More constructive discourse should be perpetuated.
Media campaigns could be developed that draw on studies like this one, focused on PSTs’ perceptions of Saudi media images of teachers and teaching.
In closing, people filter their exposure to popular culture artifacts (including cartoons) through interpretive frames (Goldstein 2011; Kirby 2015) that can be easily penetrated by savvy media cartoonists and agents.
Uncritical media consumers can readily be duped and influenced (Goldstein 2011; McGregor 2018), especially PSTs who are struggling with an evolving professional identity.
Findings corroborate Brownlee, Purdie, and Boulton-Lewis’s (2001) recommendation that teacher education programs must help Saudi PSTs reflect on their epistemological beliefs, with this study confirming the instructional effectiveness of critical analysis and reflection.

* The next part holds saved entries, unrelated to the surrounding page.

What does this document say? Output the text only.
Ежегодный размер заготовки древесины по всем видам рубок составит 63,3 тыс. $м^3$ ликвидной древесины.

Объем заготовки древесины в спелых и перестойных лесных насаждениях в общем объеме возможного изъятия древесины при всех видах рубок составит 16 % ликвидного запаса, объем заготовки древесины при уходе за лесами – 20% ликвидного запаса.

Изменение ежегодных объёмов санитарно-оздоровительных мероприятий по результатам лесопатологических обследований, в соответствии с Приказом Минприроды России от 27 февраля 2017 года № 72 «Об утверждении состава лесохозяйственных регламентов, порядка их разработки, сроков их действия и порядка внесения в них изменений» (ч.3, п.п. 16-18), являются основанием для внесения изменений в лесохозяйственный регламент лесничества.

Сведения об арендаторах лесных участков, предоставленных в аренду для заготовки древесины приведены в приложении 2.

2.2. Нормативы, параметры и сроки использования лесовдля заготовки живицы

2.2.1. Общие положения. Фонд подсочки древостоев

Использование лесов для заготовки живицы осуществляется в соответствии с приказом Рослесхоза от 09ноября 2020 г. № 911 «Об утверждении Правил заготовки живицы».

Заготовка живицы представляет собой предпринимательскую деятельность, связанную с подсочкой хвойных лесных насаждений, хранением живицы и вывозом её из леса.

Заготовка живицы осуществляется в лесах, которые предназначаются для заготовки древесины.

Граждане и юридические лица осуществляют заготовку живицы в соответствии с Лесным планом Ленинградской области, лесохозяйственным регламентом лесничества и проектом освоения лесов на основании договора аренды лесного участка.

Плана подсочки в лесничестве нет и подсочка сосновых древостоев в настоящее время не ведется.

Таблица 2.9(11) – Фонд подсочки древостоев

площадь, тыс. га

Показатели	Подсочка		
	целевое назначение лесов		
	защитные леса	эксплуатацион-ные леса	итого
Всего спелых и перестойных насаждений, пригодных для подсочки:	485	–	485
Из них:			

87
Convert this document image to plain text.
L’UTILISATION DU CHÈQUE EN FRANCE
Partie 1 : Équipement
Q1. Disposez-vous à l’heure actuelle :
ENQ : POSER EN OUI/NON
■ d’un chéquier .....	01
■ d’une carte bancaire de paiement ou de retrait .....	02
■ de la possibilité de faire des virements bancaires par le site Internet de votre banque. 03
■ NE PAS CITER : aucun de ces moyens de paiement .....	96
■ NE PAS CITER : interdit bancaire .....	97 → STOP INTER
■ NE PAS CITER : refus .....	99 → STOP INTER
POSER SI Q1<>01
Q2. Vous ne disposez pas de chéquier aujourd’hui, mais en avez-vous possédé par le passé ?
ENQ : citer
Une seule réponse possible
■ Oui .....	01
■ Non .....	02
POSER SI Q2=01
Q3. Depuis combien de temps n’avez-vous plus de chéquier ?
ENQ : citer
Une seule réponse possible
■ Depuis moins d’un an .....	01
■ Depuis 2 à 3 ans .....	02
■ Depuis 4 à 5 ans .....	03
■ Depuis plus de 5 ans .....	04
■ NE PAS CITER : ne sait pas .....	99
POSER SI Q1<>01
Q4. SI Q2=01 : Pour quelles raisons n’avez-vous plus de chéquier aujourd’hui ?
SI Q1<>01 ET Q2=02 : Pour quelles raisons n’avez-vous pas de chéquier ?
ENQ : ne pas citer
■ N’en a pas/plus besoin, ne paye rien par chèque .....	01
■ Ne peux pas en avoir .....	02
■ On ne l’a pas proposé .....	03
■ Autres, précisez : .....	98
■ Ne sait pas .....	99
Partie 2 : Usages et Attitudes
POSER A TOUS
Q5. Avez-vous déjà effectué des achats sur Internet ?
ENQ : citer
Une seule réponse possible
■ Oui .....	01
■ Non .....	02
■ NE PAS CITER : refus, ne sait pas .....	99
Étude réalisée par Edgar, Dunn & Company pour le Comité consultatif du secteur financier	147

Findings further affirm the pedagogical imperative that Saudi teacher education programs sensitize PSTs to the benefits of critically deconstructing media images to stave off the chance of negative connotations of teachers so that teaching becomes part of the Saudi collective memory and future teachers’ professional identity.
References
Brownlee, J., N. Purdie, and G. Boulton-Lewis. 2001. “Changing Epistemological Beliefs in Pre-Service Teacher Education Students.” Teaching in Higher Education 6 (2): 247–268.
Goldstein, R. A. 2011. “Imaging the Frame: Media Representations of Teachers, Their Unions, NCLB, and Education Reform.” Educational Policy 25 (4): 543–576.
Nazar, S. 2019. “Media Scene in Saudi Arabia.” Media Studies Group Magazine, October 1.
Kirby, D. 2015. “The Influence of Teacher Media Images on Professional Teacher Identities.” PhD diss., University College London.
Schwartz, B. 2014. “American Journalism’s Conventions and Cultures, 1863–2013: Changing Representations of the Gettysburg Address.” In Journalism and Memory, edited by B. Zelizer and K. Tenenboim-Weinblatt, 211–226. Portsmouth, NH: Palgrave McMillan.